I assume your question is based on the rotating Earth?Summary: I have read that depending on your distance from a gravitational source your flow of time is different.
I read that just a few feet difference in height would show a different rate of time and that was measurable. However, If the clock that is at a more elevated position it will be traveling through more space, is that what is responsible for the difference in the rate of time for that clock? I understand that clocks at different heights from the earths gravity field do experience different rates of the flow of time. I wish to know what is the cause of this difference.
On a non-rotating planet, a higher clock (at rest relative to the surface of the planet) would always tick faster than a lower clock, pre-supposing one has the usual synchronization scheme so that we can talk about comparing clock rates at all.

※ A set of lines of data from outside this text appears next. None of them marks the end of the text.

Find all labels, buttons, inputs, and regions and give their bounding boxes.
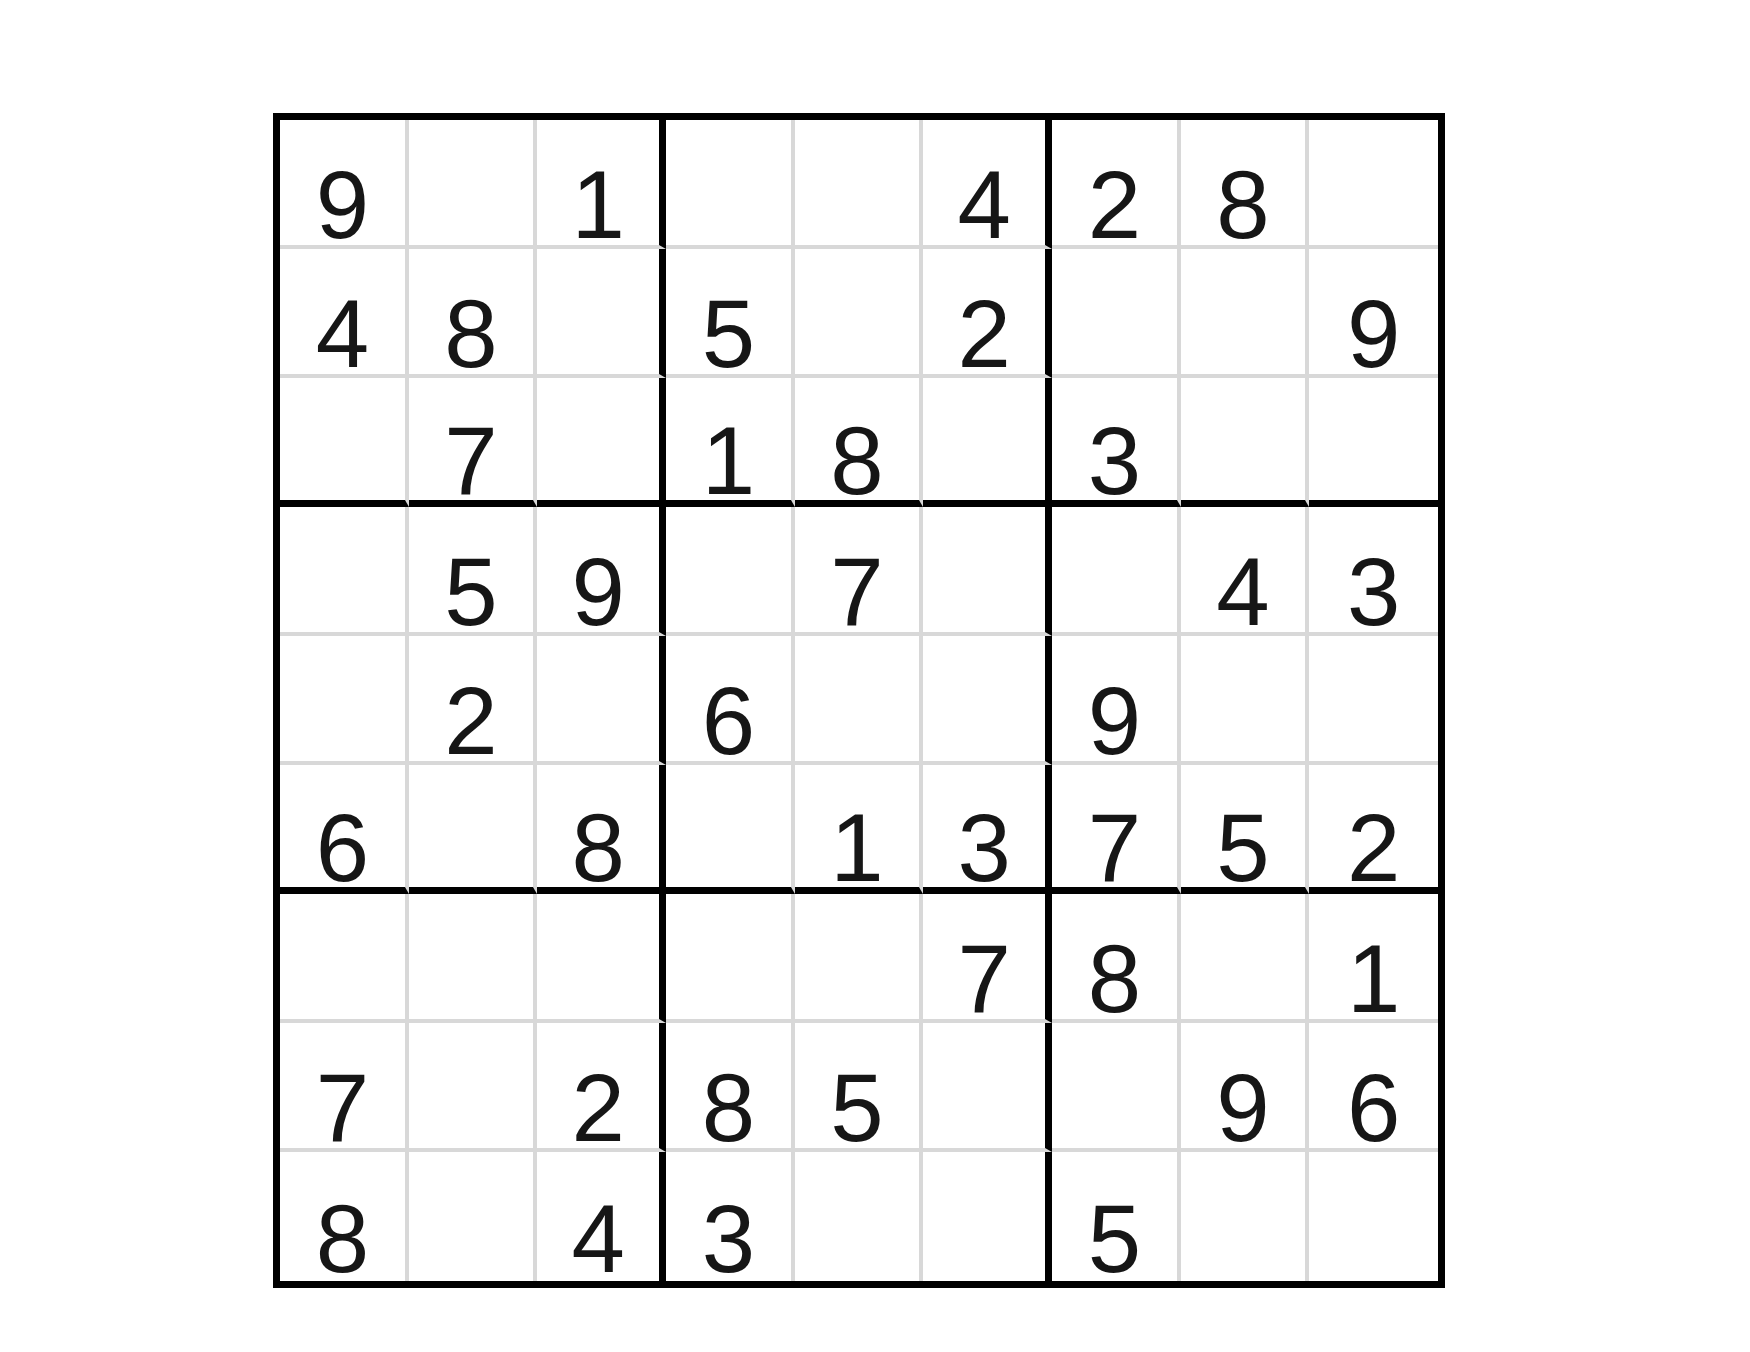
cell-r2c3[interactable]	[537, 249, 666, 378]
cell-r7c8[interactable]	[1181, 894, 1310, 1023]
cell-r8c6[interactable]	[923, 1023, 1052, 1152]
cell-r2c1: 4	[280, 249, 409, 378]
cell-r5c8[interactable]	[1181, 636, 1310, 765]
given-digit: 3	[957, 800, 1010, 896]
given-digit: 6	[316, 800, 369, 896]
cell-r5c7: 9	[1052, 636, 1181, 765]
cell-r5c1[interactable]	[280, 636, 409, 765]
cell-r4c7[interactable]	[1052, 507, 1181, 636]
cell-r7c7: 8	[1052, 894, 1181, 1023]
cell-r1c9[interactable]	[1309, 120, 1438, 249]
given-digit: 8	[702, 1060, 755, 1156]
cell-r3c5: 8	[795, 378, 924, 507]
cell-r4c5: 7	[795, 507, 924, 636]
cell-r5c2: 2	[409, 636, 538, 765]
cell-r8c8: 9	[1181, 1023, 1310, 1152]
cell-r3c8[interactable]	[1181, 378, 1310, 507]
cell-r4c3: 9	[537, 507, 666, 636]
cell-r2c5[interactable]	[795, 249, 924, 378]
given-digit: 2	[1347, 800, 1400, 896]
given-digit: 7	[830, 544, 883, 640]
cell-r8c5: 5	[795, 1023, 924, 1152]
given-digit: 8	[830, 413, 883, 509]
given-digit: 4	[571, 1191, 624, 1287]
cell-r6c9: 2	[1309, 765, 1438, 894]
cell-r2c6: 2	[923, 249, 1052, 378]
given-digit: 8	[1088, 931, 1141, 1027]
cell-r9c3: 4	[537, 1152, 666, 1281]
given-digit: 3	[702, 1191, 755, 1287]
cell-r3c1[interactable]	[280, 378, 409, 507]
cell-r3c4: 1	[666, 378, 795, 507]
given-digit: 5	[444, 544, 497, 640]
given-digit: 5	[1088, 1191, 1141, 1287]
cell-r7c9: 1	[1309, 894, 1438, 1023]
given-digit: 4	[316, 286, 369, 382]
cell-r7c4[interactable]	[666, 894, 795, 1023]
cell-r1c4[interactable]	[666, 120, 795, 249]
cell-r9c4: 3	[666, 1152, 795, 1281]
cell-r2c8[interactable]	[1181, 249, 1310, 378]
cell-r4c4[interactable]	[666, 507, 795, 636]
cell-r7c3[interactable]	[537, 894, 666, 1023]
cell-r4c9: 3	[1309, 507, 1438, 636]
cell-r5c4: 6	[666, 636, 795, 765]
cell-r6c8: 5	[1181, 765, 1310, 894]
cell-r9c2[interactable]	[409, 1152, 538, 1281]
cell-r6c3: 8	[537, 765, 666, 894]
cell-r4c6[interactable]	[923, 507, 1052, 636]
cell-r3c2: 7	[409, 378, 538, 507]
given-digit: 7	[316, 1060, 369, 1156]
given-digit: 8	[571, 800, 624, 896]
given-digit: 7	[444, 413, 497, 509]
given-digit: 2	[1088, 157, 1141, 253]
given-digit: 1	[1347, 931, 1400, 1027]
cell-r1c1: 9	[280, 120, 409, 249]
given-digit: 7	[1088, 800, 1141, 896]
cell-r9c7: 5	[1052, 1152, 1181, 1281]
cell-r4c8: 4	[1181, 507, 1310, 636]
cell-r8c4: 8	[666, 1023, 795, 1152]
cell-r3c3[interactable]	[537, 378, 666, 507]
given-digit: 2	[444, 673, 497, 769]
cell-r3c6[interactable]	[923, 378, 1052, 507]
cell-r2c2: 8	[409, 249, 538, 378]
given-digit: 1	[702, 413, 755, 509]
cell-r1c5[interactable]	[795, 120, 924, 249]
cell-r9c1: 8	[280, 1152, 409, 1281]
given-digit: 2	[957, 286, 1010, 382]
cell-r2c4: 5	[666, 249, 795, 378]
cell-r1c8: 8	[1181, 120, 1310, 249]
given-digit: 7	[957, 931, 1010, 1027]
given-digit: 8	[1216, 157, 1269, 253]
cell-r7c5[interactable]	[795, 894, 924, 1023]
cell-r8c7[interactable]	[1052, 1023, 1181, 1152]
given-digit: 3	[1347, 544, 1400, 640]
given-digit: 9	[1088, 673, 1141, 769]
cell-r7c6: 7	[923, 894, 1052, 1023]
cell-r4c2: 5	[409, 507, 538, 636]
cell-r2c9: 9	[1309, 249, 1438, 378]
given-digit: 6	[1347, 1060, 1400, 1156]
cell-r6c7: 7	[1052, 765, 1181, 894]
given-digit: 4	[1216, 544, 1269, 640]
cell-r5c9[interactable]	[1309, 636, 1438, 765]
cell-r6c6: 3	[923, 765, 1052, 894]
cell-r5c3[interactable]	[537, 636, 666, 765]
given-digit: 6	[702, 673, 755, 769]
cell-r2c7[interactable]	[1052, 249, 1181, 378]
given-digit: 1	[830, 800, 883, 896]
given-digit: 1	[571, 157, 624, 253]
cell-r7c1[interactable]	[280, 894, 409, 1023]
given-digit: 8	[316, 1191, 369, 1287]
given-digit: 5	[1216, 800, 1269, 896]
cell-r1c6: 4	[923, 120, 1052, 249]
given-digit: 8	[444, 286, 497, 382]
cell-r9c9[interactable]	[1309, 1152, 1438, 1281]
cell-r8c2[interactable]	[409, 1023, 538, 1152]
cell-r8c9: 6	[1309, 1023, 1438, 1152]
cell-r6c5: 1	[795, 765, 924, 894]
given-digit: 2	[571, 1060, 624, 1156]
cell-r3c9[interactable]	[1309, 378, 1438, 507]
given-digit: 9	[316, 157, 369, 253]
cell-r1c7: 2	[1052, 120, 1181, 249]
cell-r6c4[interactable]	[666, 765, 795, 894]
cell-r6c2[interactable]	[409, 765, 538, 894]
given-digit: 9	[1216, 1060, 1269, 1156]
cell-r7c2[interactable]	[409, 894, 538, 1023]
given-digit: 9	[571, 544, 624, 640]
sudoku-board: 9142848529718359743269681375278172859684…	[273, 113, 1445, 1288]
given-digit: 3	[1088, 413, 1141, 509]
given-digit: 5	[702, 286, 755, 382]
cell-r9c8[interactable]	[1181, 1152, 1310, 1281]
cell-r8c3: 2	[537, 1023, 666, 1152]
cell-r6c1: 6	[280, 765, 409, 894]
cell-r4c1[interactable]	[280, 507, 409, 636]
cell-r8c1: 7	[280, 1023, 409, 1152]
given-digit: 5	[830, 1060, 883, 1156]
cell-r1c2[interactable]	[409, 120, 538, 249]
given-digit: 4	[957, 157, 1010, 253]
cell-r9c5[interactable]	[795, 1152, 924, 1281]
given-digit: 9	[1347, 286, 1400, 382]
cell-r5c6[interactable]	[923, 636, 1052, 765]
cell-r9c6[interactable]	[923, 1152, 1052, 1281]
cell-r1c3: 1	[537, 120, 666, 249]
cell-r3c7: 3	[1052, 378, 1181, 507]
cell-r5c5[interactable]	[795, 636, 924, 765]
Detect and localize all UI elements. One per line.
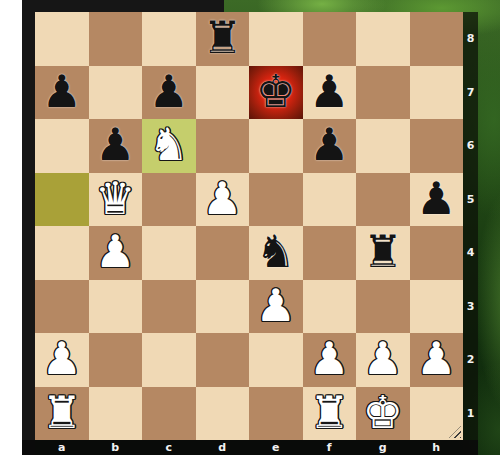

By "at rest", I basically mean having a constant latitude and lognitude relative to the surface of the planet.
On a rotating planet, if we assume that the clock is still at rest relative to the surface of the planet by keeping a constant lattitude and longitude, there may be an additional effect that counters this. This effect goes in the opposite direction if it is present, and may even become large enough to counter the first effect if the altitude is high enough.
The opposing effect will be largest for a clock on the equator, and totally absent for a clock at the poles.
It's possible to be more quantitative, but the original question wasn't phrased very precisely to I think this may be an adequate answer. Assuming I have guessed the question correctly, of course.